The change of his aim.
The discharge of his gun.
The fall of his body.
The agony of my screams.
The roar of sirens.
Yet nothing is as deafening as the stillness of the moment.
“I take it from the state you’re in, it didn't go well.” Sterling’s voice startles me from the past.
Fuck, I’m not sure what’s worse. The fucked-up interview, the memory of a past I continue to run from, or this present moment that has my best friend breathing down my neck.
It takes me a few minutes to rein in my raging heart before responding. “It went fucking awesome, Sterlin’,” I slur while slapping the stool next to me for him to sit on. “In fact, I’m celebrating.” I lift my beer and salute it to no one in particular.
“Yeah? What are we celebrating tonight?” He takes a seat on the stool and waves off RJ. I cough out a humorless laugh, unable to come up with some bullshit line.
“Jesus, that bad?”
“You know how it is. What it always comes back to.” I don’t need to say my father’s name. Sterling knows what I’m talking about. It’s always been this way between us, always will be. Best friends for thirty years. Fellow beat officers for six, SWAT teammates for two, brothers for life. We’ve been through everything together.
“The fucker didn't think about anyone but himself,” I whisper when he doesn’t respond. “Didn’t think what it would do to me, how it would fucking hinder me.” I’m rambling, but it’s not the first time in the last three years Sterling’s found me this way. I’m lucky he has my back and doesn’t report my a
ss.
“Come on, let's get you home.” Sterling drops a hundred on the bar, closing out my tab.
“I’m not fucking ready to go.” I try to call RJ back over, but Sterling has me up and out of my stool before I have a chance.
“Yeah, well you gotta. RJ cut you off.

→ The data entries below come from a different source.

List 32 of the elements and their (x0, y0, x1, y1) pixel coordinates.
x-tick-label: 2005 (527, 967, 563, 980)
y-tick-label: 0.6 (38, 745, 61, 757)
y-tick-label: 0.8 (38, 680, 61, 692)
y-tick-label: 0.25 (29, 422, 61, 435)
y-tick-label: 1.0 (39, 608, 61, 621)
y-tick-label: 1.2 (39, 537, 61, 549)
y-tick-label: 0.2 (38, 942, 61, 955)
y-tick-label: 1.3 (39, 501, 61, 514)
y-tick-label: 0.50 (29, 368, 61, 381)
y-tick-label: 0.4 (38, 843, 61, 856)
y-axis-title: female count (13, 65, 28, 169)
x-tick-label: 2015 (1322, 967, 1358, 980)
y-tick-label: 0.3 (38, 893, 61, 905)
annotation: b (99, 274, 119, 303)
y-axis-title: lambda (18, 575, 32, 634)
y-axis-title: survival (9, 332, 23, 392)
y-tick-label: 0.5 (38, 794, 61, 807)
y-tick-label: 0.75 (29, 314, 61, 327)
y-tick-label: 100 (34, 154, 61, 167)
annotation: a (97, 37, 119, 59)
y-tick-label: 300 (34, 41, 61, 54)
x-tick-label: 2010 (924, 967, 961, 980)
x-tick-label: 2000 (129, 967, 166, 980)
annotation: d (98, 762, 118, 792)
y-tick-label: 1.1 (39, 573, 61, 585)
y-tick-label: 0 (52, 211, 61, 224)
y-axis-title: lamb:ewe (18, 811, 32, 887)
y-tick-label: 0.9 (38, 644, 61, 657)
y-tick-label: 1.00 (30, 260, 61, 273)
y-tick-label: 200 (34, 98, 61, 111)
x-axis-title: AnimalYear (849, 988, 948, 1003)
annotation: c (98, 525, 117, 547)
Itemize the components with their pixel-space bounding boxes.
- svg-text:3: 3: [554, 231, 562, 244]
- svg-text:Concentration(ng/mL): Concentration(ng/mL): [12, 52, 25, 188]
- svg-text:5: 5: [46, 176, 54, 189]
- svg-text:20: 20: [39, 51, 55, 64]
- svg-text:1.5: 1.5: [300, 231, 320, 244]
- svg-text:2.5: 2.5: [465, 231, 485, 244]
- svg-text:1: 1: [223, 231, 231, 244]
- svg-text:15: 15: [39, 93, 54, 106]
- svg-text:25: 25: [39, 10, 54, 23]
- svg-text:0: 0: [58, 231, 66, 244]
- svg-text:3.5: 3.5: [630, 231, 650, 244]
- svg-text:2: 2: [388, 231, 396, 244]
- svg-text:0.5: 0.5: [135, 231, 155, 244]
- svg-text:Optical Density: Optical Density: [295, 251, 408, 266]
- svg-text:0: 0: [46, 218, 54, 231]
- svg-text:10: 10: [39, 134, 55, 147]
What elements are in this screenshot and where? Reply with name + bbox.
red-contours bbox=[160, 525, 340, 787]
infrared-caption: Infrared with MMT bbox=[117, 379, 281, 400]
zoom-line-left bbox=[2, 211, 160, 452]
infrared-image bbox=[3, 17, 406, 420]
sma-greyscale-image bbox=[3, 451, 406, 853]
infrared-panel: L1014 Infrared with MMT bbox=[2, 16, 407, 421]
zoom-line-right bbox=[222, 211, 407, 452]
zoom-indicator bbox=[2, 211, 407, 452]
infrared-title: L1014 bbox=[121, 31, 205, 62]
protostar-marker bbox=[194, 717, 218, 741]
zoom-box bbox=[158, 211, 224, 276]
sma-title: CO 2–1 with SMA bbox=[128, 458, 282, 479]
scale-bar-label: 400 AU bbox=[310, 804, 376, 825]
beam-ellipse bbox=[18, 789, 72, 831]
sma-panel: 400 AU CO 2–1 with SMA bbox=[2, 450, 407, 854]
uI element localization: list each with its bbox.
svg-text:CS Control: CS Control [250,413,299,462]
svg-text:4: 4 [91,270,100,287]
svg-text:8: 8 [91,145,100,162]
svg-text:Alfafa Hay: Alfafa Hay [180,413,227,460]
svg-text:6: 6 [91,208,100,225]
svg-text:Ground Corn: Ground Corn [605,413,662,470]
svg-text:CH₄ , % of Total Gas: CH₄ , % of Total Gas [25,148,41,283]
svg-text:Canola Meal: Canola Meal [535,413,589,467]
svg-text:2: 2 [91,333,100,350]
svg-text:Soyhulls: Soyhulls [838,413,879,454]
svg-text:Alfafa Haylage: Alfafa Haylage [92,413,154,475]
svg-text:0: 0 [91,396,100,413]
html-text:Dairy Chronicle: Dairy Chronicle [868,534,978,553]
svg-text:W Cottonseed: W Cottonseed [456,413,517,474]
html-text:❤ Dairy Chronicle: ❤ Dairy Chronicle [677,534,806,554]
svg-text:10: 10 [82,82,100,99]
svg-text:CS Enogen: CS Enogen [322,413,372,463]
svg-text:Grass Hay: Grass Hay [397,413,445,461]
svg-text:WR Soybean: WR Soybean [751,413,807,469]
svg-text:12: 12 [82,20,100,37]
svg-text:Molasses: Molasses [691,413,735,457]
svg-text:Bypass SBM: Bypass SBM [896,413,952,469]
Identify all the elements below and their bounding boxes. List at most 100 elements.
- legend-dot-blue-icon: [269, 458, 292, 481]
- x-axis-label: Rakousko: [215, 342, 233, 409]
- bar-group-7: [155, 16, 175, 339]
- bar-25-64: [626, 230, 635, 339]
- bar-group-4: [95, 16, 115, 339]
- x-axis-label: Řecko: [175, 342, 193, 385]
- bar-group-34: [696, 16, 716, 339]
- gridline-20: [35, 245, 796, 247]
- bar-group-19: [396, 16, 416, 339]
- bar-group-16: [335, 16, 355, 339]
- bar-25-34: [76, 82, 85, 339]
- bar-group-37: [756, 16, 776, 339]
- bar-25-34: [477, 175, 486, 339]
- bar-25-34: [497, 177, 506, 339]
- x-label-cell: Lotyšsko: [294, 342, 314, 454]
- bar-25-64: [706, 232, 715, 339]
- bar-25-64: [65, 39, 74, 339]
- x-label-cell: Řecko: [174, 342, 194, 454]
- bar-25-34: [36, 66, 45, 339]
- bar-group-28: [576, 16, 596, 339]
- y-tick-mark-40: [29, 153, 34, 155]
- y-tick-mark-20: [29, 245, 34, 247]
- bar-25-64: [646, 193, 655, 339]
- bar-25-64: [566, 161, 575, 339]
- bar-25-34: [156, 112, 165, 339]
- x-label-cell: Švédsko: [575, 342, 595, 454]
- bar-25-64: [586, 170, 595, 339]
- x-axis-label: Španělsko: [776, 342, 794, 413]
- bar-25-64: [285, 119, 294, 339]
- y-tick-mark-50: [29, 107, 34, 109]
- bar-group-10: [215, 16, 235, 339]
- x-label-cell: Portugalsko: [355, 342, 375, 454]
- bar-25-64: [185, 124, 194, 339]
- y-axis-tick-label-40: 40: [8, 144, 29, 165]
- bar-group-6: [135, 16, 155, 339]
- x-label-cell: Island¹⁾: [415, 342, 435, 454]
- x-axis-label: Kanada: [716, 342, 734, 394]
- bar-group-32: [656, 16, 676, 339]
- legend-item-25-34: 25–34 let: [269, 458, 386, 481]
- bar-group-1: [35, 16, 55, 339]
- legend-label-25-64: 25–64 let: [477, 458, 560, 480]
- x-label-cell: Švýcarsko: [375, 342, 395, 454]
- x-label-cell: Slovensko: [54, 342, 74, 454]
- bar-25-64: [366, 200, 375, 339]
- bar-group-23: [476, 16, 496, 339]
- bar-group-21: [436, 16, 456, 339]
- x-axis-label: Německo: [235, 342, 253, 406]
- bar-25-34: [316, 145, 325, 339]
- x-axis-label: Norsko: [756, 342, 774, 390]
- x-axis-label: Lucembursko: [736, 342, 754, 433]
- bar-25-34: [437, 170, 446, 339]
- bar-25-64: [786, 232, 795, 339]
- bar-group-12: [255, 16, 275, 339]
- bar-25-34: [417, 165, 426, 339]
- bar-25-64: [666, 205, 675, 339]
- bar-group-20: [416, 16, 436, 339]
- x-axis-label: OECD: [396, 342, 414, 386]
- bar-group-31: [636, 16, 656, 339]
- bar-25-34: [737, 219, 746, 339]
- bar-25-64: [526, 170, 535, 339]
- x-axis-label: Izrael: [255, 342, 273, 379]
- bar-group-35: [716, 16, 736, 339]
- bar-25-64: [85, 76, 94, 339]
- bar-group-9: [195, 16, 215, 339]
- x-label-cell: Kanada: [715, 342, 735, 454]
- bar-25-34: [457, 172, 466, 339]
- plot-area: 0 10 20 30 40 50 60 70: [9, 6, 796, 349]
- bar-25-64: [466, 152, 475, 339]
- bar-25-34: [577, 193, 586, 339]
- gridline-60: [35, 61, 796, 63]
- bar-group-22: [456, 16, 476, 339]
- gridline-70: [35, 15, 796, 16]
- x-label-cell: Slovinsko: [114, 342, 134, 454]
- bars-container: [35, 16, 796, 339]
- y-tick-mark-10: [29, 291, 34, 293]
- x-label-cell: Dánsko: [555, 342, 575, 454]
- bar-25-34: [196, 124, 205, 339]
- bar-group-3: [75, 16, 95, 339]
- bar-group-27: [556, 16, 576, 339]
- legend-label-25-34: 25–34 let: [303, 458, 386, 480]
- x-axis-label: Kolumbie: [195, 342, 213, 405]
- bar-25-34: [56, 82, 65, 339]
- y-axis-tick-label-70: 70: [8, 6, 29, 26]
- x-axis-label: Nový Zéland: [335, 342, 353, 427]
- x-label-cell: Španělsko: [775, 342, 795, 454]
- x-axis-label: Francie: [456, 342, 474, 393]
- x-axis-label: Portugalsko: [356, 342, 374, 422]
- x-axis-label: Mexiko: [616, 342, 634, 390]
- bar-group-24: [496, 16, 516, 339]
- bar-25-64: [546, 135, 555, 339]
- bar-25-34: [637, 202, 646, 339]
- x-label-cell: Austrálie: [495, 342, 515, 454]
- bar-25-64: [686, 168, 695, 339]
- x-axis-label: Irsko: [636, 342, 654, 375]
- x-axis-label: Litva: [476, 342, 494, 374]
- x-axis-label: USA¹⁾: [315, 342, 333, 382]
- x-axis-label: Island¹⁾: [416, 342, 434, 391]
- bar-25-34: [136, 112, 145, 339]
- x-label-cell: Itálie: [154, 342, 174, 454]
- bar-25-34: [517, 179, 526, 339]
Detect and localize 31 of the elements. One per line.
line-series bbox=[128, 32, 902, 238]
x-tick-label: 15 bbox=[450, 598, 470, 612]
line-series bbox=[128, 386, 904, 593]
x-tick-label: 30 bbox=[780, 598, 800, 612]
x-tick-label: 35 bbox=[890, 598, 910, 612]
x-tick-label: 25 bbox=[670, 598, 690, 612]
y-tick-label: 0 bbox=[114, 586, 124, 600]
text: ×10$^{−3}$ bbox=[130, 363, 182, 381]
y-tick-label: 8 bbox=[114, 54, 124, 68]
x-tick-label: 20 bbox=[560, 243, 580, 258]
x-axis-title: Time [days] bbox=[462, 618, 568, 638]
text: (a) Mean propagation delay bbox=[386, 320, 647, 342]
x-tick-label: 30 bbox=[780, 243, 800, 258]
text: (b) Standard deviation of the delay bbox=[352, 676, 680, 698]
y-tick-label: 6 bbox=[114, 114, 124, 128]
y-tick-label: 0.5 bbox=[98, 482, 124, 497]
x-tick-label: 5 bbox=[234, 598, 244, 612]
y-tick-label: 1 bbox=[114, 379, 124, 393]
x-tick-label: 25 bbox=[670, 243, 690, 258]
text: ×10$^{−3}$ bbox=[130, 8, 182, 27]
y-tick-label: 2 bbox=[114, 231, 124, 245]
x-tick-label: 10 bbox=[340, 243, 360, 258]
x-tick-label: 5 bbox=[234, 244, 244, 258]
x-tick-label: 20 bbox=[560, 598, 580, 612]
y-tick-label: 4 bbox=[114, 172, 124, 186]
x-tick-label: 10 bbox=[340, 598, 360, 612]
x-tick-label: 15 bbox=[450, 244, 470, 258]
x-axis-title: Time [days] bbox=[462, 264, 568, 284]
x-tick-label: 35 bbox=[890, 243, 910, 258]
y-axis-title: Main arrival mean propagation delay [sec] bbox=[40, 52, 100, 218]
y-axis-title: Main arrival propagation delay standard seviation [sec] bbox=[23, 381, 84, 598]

You’re shit out of luck now.”
The fucker.
“What a piece of shit, let me have a word with him.” I try to turn back, but Sterling’s hold on me doesn’t waver.
“You can have a word with him another night. Come on, don’t you have a shift tomorrow? You need to sober the fuck up.”
“No point in even fucking going,” I tell him, throwing an arm over his shoulder as he walks me out to his truck.
“You need to stop this bullshit, Hetch.” He scolds me like I’m some petulant child while pushing me into the cab of his jacked-up Ford. He’s right. I’m a fucking mess; I know it. I just don’t know how to control it.
“Yeah,” is all I say instead. It’s probably not the most comforting endorsement of my mental wellbeing, but after today, it’s all I have to give.
“I’m fucking serious, Hetch,” he warns before closing the door and walking around the front of his truck to the driver side.
“You speak to your mom or Kota today?” he asks, starting the truck up.
“Not in the last week or so.” I try to think back to the last time I had a conversation with my mom and sister.
“Spoke to Kota yesterday,” he admits, pulling out of the parking lot. I rest my head back and close my eyes, waiting for another lecture. “She’s worried about you.”
And there we have it. What this time of year always brings.
Concern.
“Kota is always worried.” I brush off his remark. My little sister wears her heart on her sleeve. If a few days pass and she doesn’t hear from me, she rings my best friend to check on me. She’s always been this way, even before our father took his life and shocked us into our new reality.